With festival season getting over, the car industry is now bracing for an early winter chill as the constant hikes in interest rates and steep petrol prices are set to cut demand to bare minimum. And, deep discounts and other promotional events may not turn around the situation. The gloom is about to set in the Indian auto market.
Car company executives and bankers said that demand has been indifferent this time round and the situation will only get worse as time progresses. “The festival season was already lukewarm. On top of that, the constant rate hikes by banks will only add further gloom at a time when we are entering a leaner period. This is too bad,” said Mayank Pareek, managing executive officer at Maruti Suzuki India.
He said interest rates were already sky high, forcing people to postpone purchases. “Almost 70 percent of cars sold in India are financed. The higher interest rates are making EMIs dearer, making it an expensive affair to own cars.”
The grim scenario has already prompted auto industry body SIAM to downgrade its forecast for car sales for this fiscal to 2-4 percent against the 16-18 percent growth projection given in April. “The car industry is in a slowdown and it would take some time before demand picks up again,” SIAM president S Sandilya said.
Ashok Khanna, business head for vehicle loans at HDFC Bank, said that the coming months will be difficult for the car industry and banks would in all probability pass on the rate hikes (by RBI) to the market. “Post Diwali, it is going to be very tough. I do not think banks will take the rate hikes very kindly and there should be some reaction from their side. If it is not immediate, then it may come in the next one to two weeks. Thus, interest rates will go up.”
Interest rates on car loans have been inching up over the last one year, in line with RBI’s broader direction to make financing dearer to tame demand and tackle inflation. Interest rates have gone up by nearly 3 percent over the last one year, making EMIs dearer. A more worrisome factor for the car industry is the simultaneous hike in housing loan EMIs, which has reduced disposable incomes and dampened sentiments of buyers.

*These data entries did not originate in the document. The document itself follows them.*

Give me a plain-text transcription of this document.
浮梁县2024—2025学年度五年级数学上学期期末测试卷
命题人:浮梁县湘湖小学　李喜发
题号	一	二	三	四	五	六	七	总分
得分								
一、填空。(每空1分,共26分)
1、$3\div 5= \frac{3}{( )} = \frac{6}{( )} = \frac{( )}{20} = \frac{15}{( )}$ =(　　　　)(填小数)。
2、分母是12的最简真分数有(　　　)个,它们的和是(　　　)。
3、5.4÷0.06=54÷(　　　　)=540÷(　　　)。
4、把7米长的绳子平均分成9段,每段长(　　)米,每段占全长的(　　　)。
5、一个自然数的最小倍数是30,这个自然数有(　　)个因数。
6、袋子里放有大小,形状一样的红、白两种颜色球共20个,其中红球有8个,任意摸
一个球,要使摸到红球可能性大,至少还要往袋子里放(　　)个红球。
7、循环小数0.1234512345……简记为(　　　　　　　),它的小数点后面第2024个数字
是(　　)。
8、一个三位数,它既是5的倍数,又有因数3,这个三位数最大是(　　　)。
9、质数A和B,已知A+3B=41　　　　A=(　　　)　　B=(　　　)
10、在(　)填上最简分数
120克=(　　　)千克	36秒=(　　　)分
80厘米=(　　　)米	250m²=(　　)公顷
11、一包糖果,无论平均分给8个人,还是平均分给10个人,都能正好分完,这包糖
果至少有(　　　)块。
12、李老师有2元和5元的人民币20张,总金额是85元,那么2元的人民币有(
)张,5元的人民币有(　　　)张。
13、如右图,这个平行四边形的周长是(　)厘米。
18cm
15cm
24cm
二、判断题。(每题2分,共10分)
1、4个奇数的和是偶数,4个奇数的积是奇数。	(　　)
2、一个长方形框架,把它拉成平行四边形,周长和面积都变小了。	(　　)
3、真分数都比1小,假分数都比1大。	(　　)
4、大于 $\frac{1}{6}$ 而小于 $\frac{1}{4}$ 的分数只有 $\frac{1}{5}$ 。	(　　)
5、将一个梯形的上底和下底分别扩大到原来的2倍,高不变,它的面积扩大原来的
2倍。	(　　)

Sandeep Singh, deputy MD at Toyota Kirloskar, said the mood of the market is not expected to be upbeat. “The general market sentiments are bad when compared to previous years. The current rate hike by the banks, if passed on to the market, will certainly impact industry demand.”
Company executives said enquiry levels at dealerships had gone down substantially. Sumit Sawhney, who heads marketing at GM India, said the slowdown sentiment was likely to continue in the coming months.